Les partis au pouvoir et leurs oppositions officielles se contentent d'échanger les bonnets blancs pour officier le même catéchisme : le marché est sacré et nous y sommes condamnés. Mines encombrantes et polluantes, explorations gazières et pétrolières dangereuses dans des terres fertiles, cliniques privées de santé, soutien famélique aux arts qui contraste outrageusement avec les avantages accordés au milieu des affaires. «On n'arrête pas le progrès»... surtout quand il s'agit de celui des amis du pouvoir.
En résulte au Québec, comme ailleurs dans le monde, une «rance odeur de métal et d'intérêts croulants1.» Accurso, PPP et firmes de génie-conseil collent comme des insultes à la réputation de certains détenteurs de portefeuille public. Pour emprunter les mots de Gaston Miron, devant la corruption, nous voyons «notre infériorité» et nous avons «mal en chacun de nous». « Ce n'est pas le sang, ni l'anarchie ou la guerre et pourtant » nous sommes en danger de nous-mêmes, car le cynisme et l'apathie politique nous guettent et pourraient finir par nous corrompre.

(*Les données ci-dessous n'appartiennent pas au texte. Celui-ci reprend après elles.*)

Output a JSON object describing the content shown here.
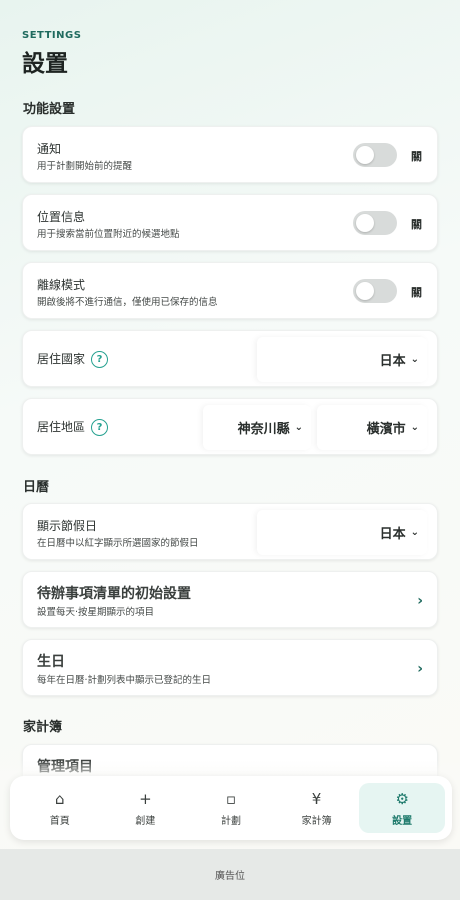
{
  "header": {
    "eyebrow": "SETTINGS",
    "title": "設置"
  },
  "sections": {
    "features": "功能設置",
    "calendar": "日曆",
    "budget": "家計簿"
  },
  "settings": {
    "notify": {
      "label": "通知",
      "sub": "用于計劃開始前的提醒",
      "state": "關",
      "on": false
    },
    "location": {
      "label": "位置信息",
      "sub": "用于搜索當前位置附近的候選地點",
      "state": "關",
      "on": false
    },
    "offline": {
      "label": "離線模式",
      "sub": "開啟後將不進行通信，僅使用已保存的信息",
      "state": "關",
      "on": false
    },
    "country": {
      "label": "居住國家",
      "help": "?",
      "value": "日本"
    },
    "region": {
      "label": "居住地區",
      "help": "?",
      "prefecture": "神奈川縣",
      "city": "橫濱市"
    },
    "holidays": {
      "label": "顯示節假日",
      "sub": "在日曆中以紅字顯示所選國家的節假日",
      "value": "日本"
    },
    "todo": {
      "label": "待辦事項清單的初始設置",
      "sub": "設置每天·按星期顯示的項目"
    },
    "birthday": {
      "label": "生日",
      "sub": "每年在日曆·計劃列表中顯示已登記的生日"
    },
    "manage": {
      "label": "管理項目"
    }
  },
  "nav": [
    {
      "icon": "⌂",
      "label": "首頁"
    },
    {
      "icon": "+",
      "label": "創建"
    },
    {
      "icon": "▫",
      "label": "計劃"
    },
    {
      "icon": "¥",
      "label": "家計簿"
    },
    {
      "icon": "⚙",
      "label": "設置"
    }
  ],
  "ad": "廣告位",
  "colors": {
    "accent": "#1f6a5e",
    "help": "#26a190",
    "active_bg": "#e6f5f2"
  }
}
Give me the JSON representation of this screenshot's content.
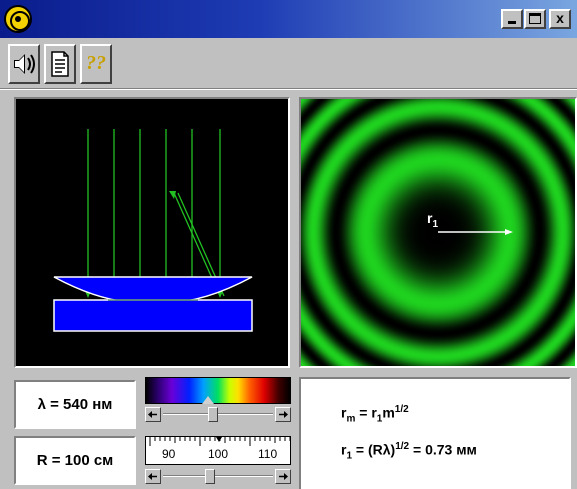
{
  "titlebar": {
    "minimize_label": "_",
    "close_label": "x",
    "app_icon": "rings-icon"
  },
  "toolbar": {
    "sound_icon": "speaker-icon",
    "doc_icon": "document-icon",
    "help_icon": "help-icon",
    "help_label": "?"
  },
  "params": {
    "wavelength_text": "λ = 540 нм",
    "radius_text": "R = 100 см",
    "wavelength_slider_fraction": 0.45,
    "radius_slider_fraction": 0.42
  },
  "ruler": {
    "labels": [
      "90",
      "100",
      "110"
    ]
  },
  "rings_view": {
    "radius_label": "r",
    "radius_sub": "1",
    "ring_color": "#1fd21f"
  },
  "formulas": {
    "line1": {
      "r": "r",
      "sub_m": "m",
      "eq": " = ",
      "r1": "r",
      "sub_1": "1",
      "m": "m",
      "sup": "1/2"
    },
    "line2": {
      "r1": "r",
      "sub_1": "1",
      "eq": " = (Rλ)",
      "sup": "1/2",
      "tail": " = 0.73 мм"
    }
  },
  "colors": {
    "lens_blue": "#0000ff",
    "ray_green": "#22c022",
    "title_blue": "#0a1c8c"
  }
}
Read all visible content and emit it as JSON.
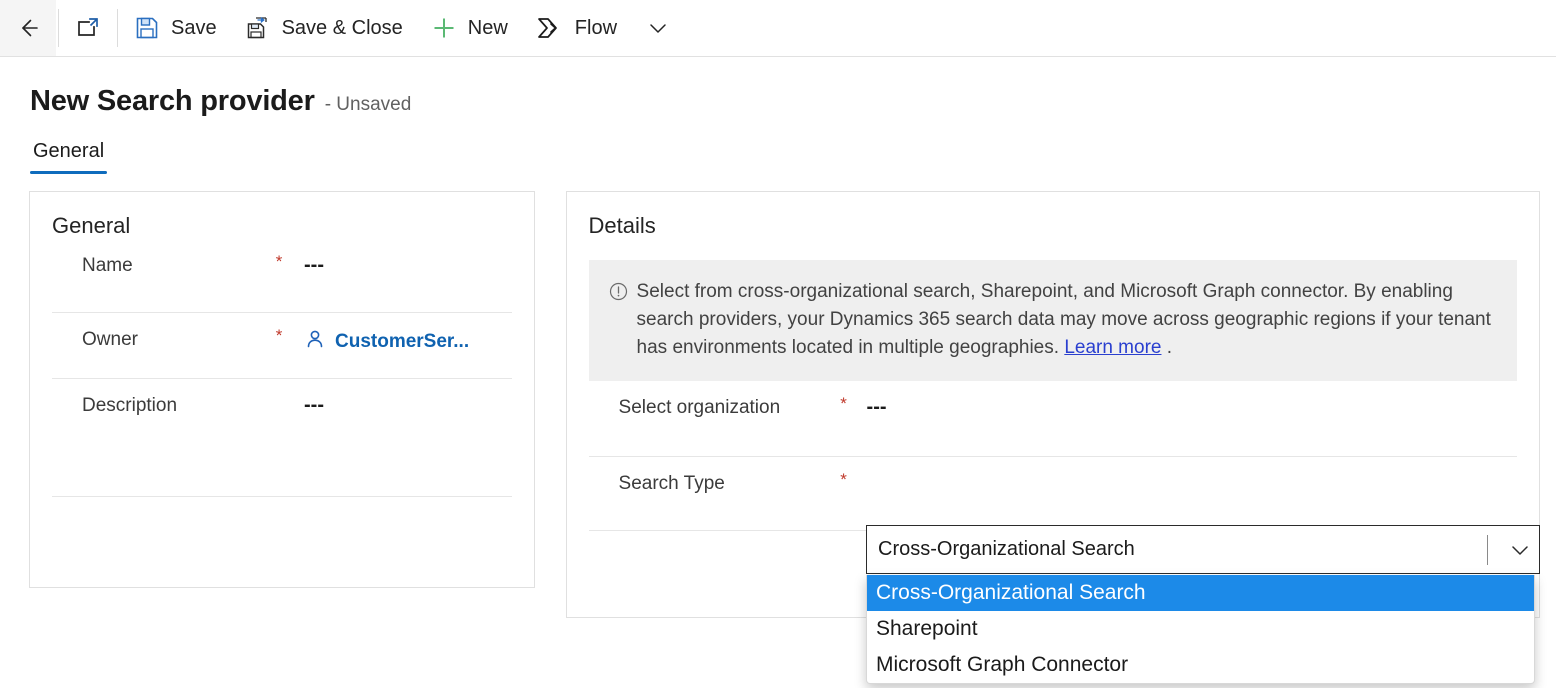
{
  "commandbar": {
    "back_tooltip": "Back",
    "popout_tooltip": "Open in new window",
    "save_label": "Save",
    "save_close_label": "Save & Close",
    "new_label": "New",
    "flow_label": "Flow",
    "overflow_label": "More commands"
  },
  "header": {
    "title": "New Search provider",
    "subtitle": "- Unsaved"
  },
  "tabs": [
    {
      "label": "General",
      "active": true
    }
  ],
  "general_card": {
    "title": "General",
    "fields": [
      {
        "label": "Name",
        "required": "*",
        "value": "---"
      },
      {
        "label": "Owner",
        "required": "*",
        "value": "CustomerSer..."
      },
      {
        "label": "Description",
        "required": "",
        "value": "---"
      }
    ]
  },
  "details_card": {
    "title": "Details",
    "info": {
      "icon": "info-circle-icon",
      "text": "Select from cross-organizational search, Sharepoint, and Microsoft Graph connector. By enabling search providers, your Dynamics 365 search data may move across geographic regions if your tenant has environments located in multiple geographies. ",
      "link_label": "Learn more",
      "trailing": " ."
    },
    "fields": [
      {
        "label": "Select organization",
        "required": "*",
        "value": "---"
      },
      {
        "label": "Search Type",
        "required": "*",
        "value": "Cross-Organizational Search"
      }
    ]
  },
  "search_type_dropdown": {
    "expanded": true,
    "selected_value": "Cross-Organizational Search",
    "options": [
      {
        "label": "Cross-Organizational Search",
        "selected": true
      },
      {
        "label": "Sharepoint",
        "selected": false
      },
      {
        "label": "Microsoft Graph Connector",
        "selected": false
      }
    ]
  },
  "colors": {
    "accent_blue": "#0f6cbd",
    "highlight_blue": "#1c8ae8",
    "link_blue": "#0f62b0",
    "required_red": "#c0392b",
    "new_green": "#5bb974",
    "info_bg": "#efefef"
  }
}
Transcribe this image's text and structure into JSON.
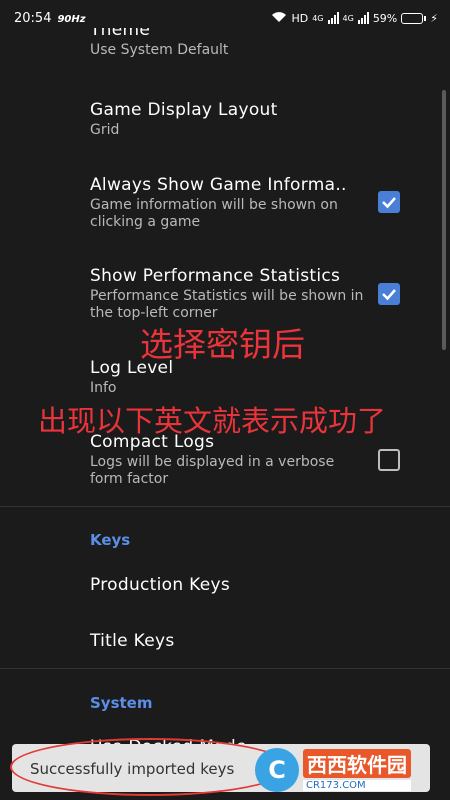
{
  "status_bar": {
    "time": "20:54",
    "refresh_rate": "90Hz",
    "network_label": "HD",
    "net_type_1": "4G",
    "net_type_2": "4G",
    "battery_percent": "59%",
    "battery_level": 0.59
  },
  "settings": {
    "theme": {
      "title": "Theme",
      "value": "Use System Default"
    },
    "game_display_layout": {
      "title": "Game Display Layout",
      "value": "Grid"
    },
    "always_show_game_info": {
      "title": "Always Show Game Informa..",
      "description": "Game information will be shown on clicking a game",
      "checked": true
    },
    "show_performance_stats": {
      "title": "Show Performance Statistics",
      "description": "Performance Statistics will be shown in the top-left corner",
      "checked": true
    },
    "log_level": {
      "title": "Log Level",
      "value": "Info"
    },
    "compact_logs": {
      "title": "Compact Logs",
      "description": "Logs will be displayed in a verbose form factor",
      "checked": false
    }
  },
  "keys_section": {
    "header": "Keys",
    "items": [
      "Production Keys",
      "Title Keys"
    ]
  },
  "system_section": {
    "header": "System",
    "partial_item": "Use Docked Mode"
  },
  "annotations": {
    "line1": "选择密钥后",
    "line2": "出现以下英文就表示成功了",
    "color": "#e8343a"
  },
  "toast": {
    "message": "Successfully imported keys"
  },
  "watermark": {
    "name": "西西软件园",
    "url": "CR173.COM"
  },
  "colors": {
    "background": "#1b1b1b",
    "accent": "#4a7fd6",
    "section_header": "#5b8ee6"
  }
}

Certains ont pu voir dans les récentes allégations de corruption dans l'administration publique un signe d'essoufflement collectif. Cet essoufflement n'est cependant que celui d'une hiérarchie sociale particulière et du système qui la produit. Cet épuisement est celui des élites politiques et
économiques en place.
Les scandales et malversations, la concentration indue de la richesse, la confusion quant aux
orientations prises collectivement, la pauvreté intellectuelle du débat politicien, le désengagement populaire envers les processus électoraux forment une longue liste de doléances. Ce ne sont pas des phénomènes ponctuels ou passagers. Ce sont des conséquences de
l'organisation politique actuelle. Or, si au nom du droit au profit on mine le bien-être de communautés entières, si le clientélisme est devenu un mode de gestion, que l'arrogance des voleurs et de leurs complices s'affiche au grand jour - ce sont là autant de signaux d'alarme que nous sommes tenus d'entendre. Entendre et agir, car rien n'est irréversible.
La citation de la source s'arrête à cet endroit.